Paul Vacca

Crise du coronavirus: “Virus et viralités”

Paul Vacca Romancier, essayiste et consultant

On aurait bien voulu cette semaine parler d’autre chose, s’offrir une récréation, proposer au lecteur une bouffée d’oxygène face à cette actualité ô combien anxiogène, ouvrir une fenêtre dans ce qui ressemble aussi à un confinement dans un seul et unique sujet, omniprésent et entêtant : le coronavirus.

Sauf qu’au moment où l’on rédige cette chronique, parler d’autre chose semble subitement hors sujet, hors-sol, presque une désertion. C’est que le virus – en tant que sujet d’information – constitue un sujet inévitable. A sa manière, il est une sorte de winner takes all à l’instar de ces géants monopolistiques du numérique, omniprésents et au coeur de nos vies privées, partageant les mêmes modes d’expansion mondialisés. Touchant à la fois à la géopolitique mondiale et aux bouleversements intimes, aux questions d’Etats et d’états d’âme.

Dimanche soir dernier, la télévision française nous a offert un exemple de cette manière dont le virus a imposé son agenda à tous. Une véritable contamination. Alors que les chaînes se préparaient au sacro-saint et immuable dispositif d’élections municipales avec dépouillement des résultats, invités politiques et chroniqueurs, le sujet du coronavirus a agi comme un virus informatique, un bug. Il a complètement déréglé le dispositif et ce furent les médecins que l’on écoutait attentivement alors que les discours politiques des uns et des autres apparaissaient – encore plus que d’habitude – comme de la cuisine interne et de la langue de bois. En temps normal, on avoue apprécier, à doses homéopathiques toutefois, ces rendez-vous de small talks politiques, un mixte entre le café du commerce, l’exercice rhétorique et le divertissement de téléréalité. Là, c’était tout simplement incongru et de fait parfaitement inaudible. Même les résultats électoraux eux-mêmes, qui s’égrenaient sur la frise, ressemblaient à une suite de chiffres d’un Loto dont on n’aurait rempli aucune grille. Notre attention se retrouvait soudainement happée lorsque les médecins faisaient un point sur le virus mais accusait de nouveau une forte chute lorsque les politiques, a priori au centre du dispositif, reprenaient la parole. Le virus avait parasité la soirée…

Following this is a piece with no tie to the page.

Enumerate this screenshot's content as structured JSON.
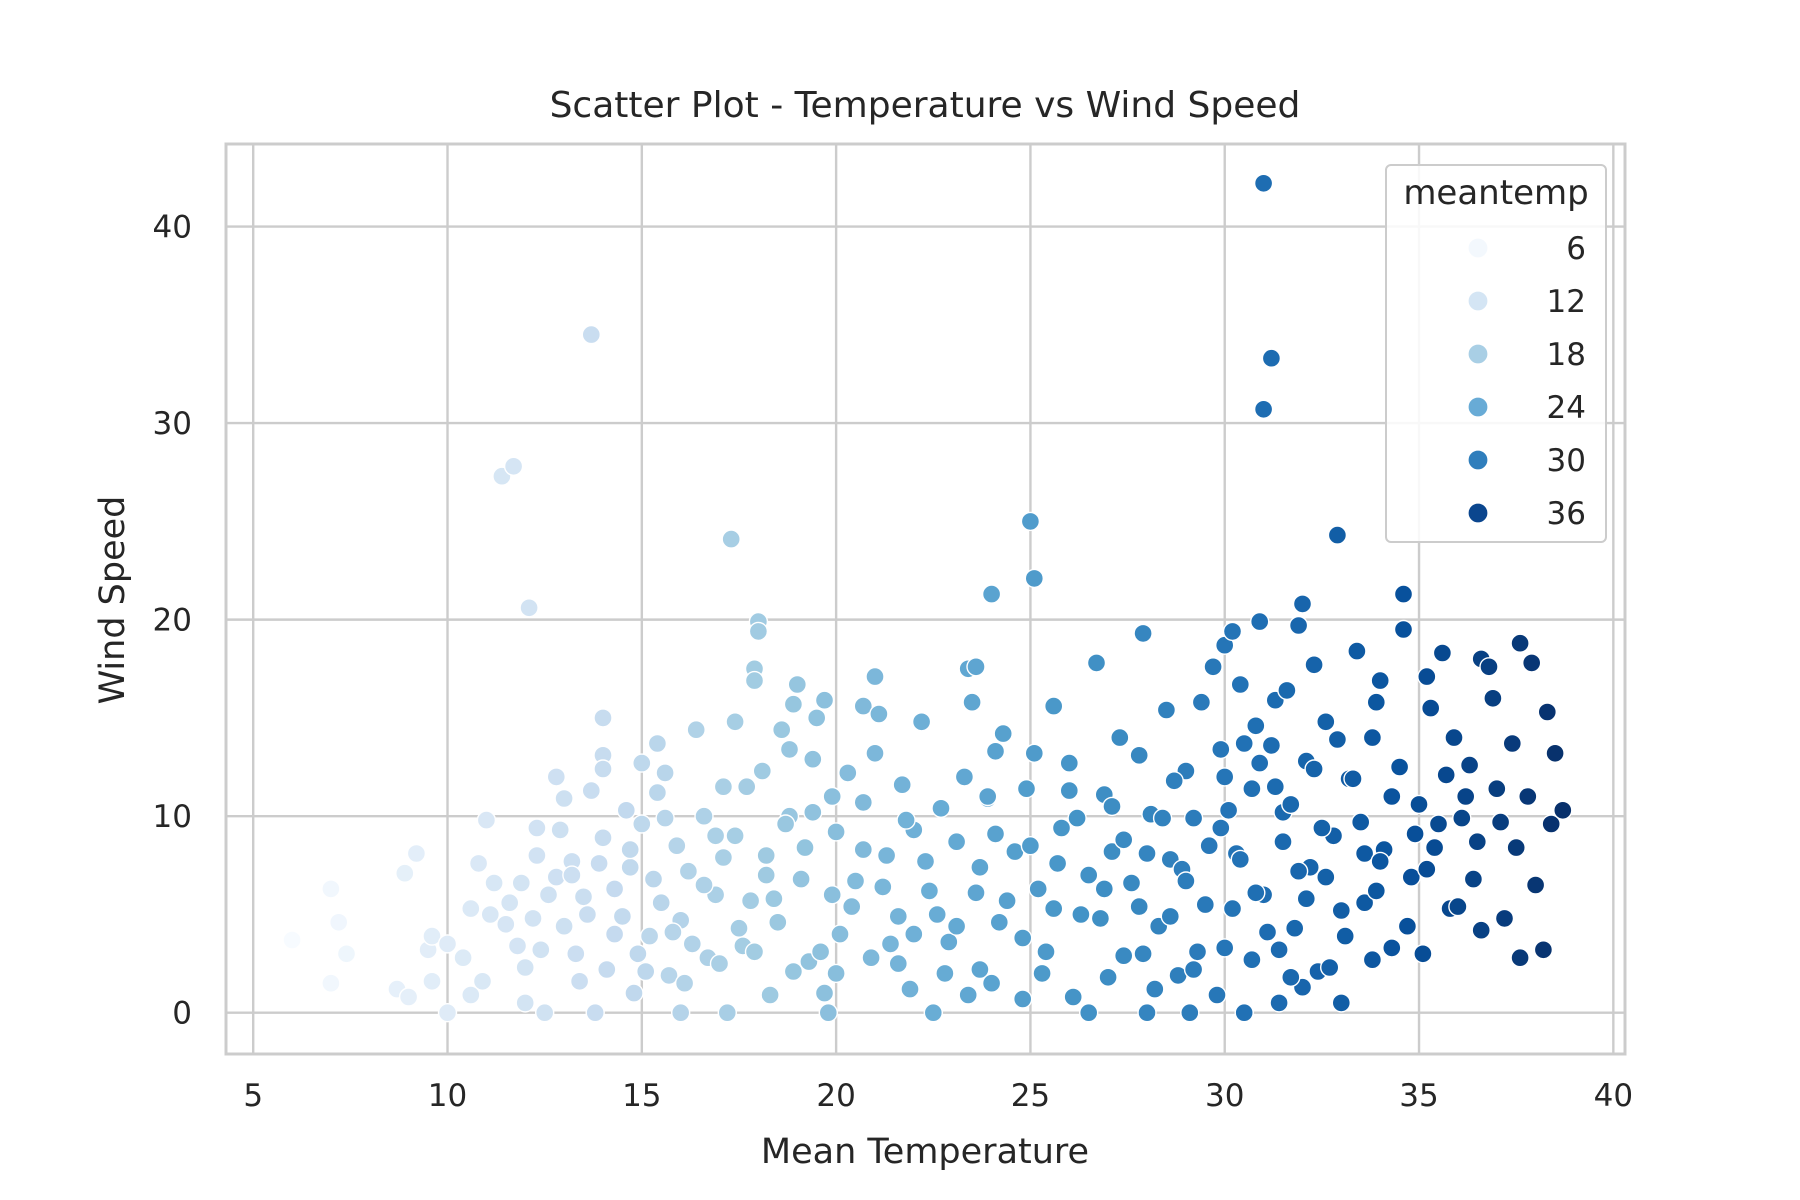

On constate la même infiltration du virus sur les réseaux sociaux où il s’invite également en parasite winner takes all. Là aussi, impossible d’y échapper au point que les statuts ou commentaires qui ne traitent pas du sujet apparaissent là encore hors contexte tels des spams. D’autant que certains auteurs de statuts hors sujet, s’excusant parfois d’être dérisoires et hors sujet, s’y rattachent par là même aussi…

Il faut dire que sur les réseaux sociaux, le virus, c’est le client idéal à la viralité. Il mute à son aise dans cet écosystème à la fois mondialisé et intime, empruntant toutes les formes de viralisations : des informations en temps réel sur les développements de la pandémie, des points de vue et interviews d’experts, des diagrammes en tous genres, des échanges sociaux autour du confinement avec des listes de livres à lire ou de films à voir, des échanges de conseils sur la garde des enfants à la maison ou sur le télétravail… Mais aussi, sans qu’on puisse vraiment faire le tri, une avalanche d’avis d’experts autoproclamés, d’imprécations aux gouvernements, de fake news et de polémiques politiques ou éthiques, sans oublier les cortèges d’indignations devant les rayons vides des supermarchés ou les caddies remplis de papier-toilette ou de lieux publics bondés faisant fi de la ” distanciation sociale “. Alors que les blagues sur la bière Corona refluent. Comme tout virus – et contenu viral – il se révèle incontrôlable.

Mais c’est aussi parce que nous-mêmes, en ces périodes en particulier, sommes plus particulièrement sensibles – addicts – aux virus que distillent les réseaux sociaux. Au point d’expérimenter ces temps-ci un double confinement : à celui physique et contraint s’ajoute celui sur les réseaux sociaux autour d’une même thématique. Avec une boucle sans fin, déjà identifiée dans les études à propos des réseaux sociaux pourvoyeurs conjointement d’angoisse et de soulagement, sans que l’on puisse déterminer précisément le moment où ils nous angoissent et celui où ils nous soulagent. Un peu à l’image du pharmakon des Anciens qui avait cette capacité d’être à la fois le poison et le remède.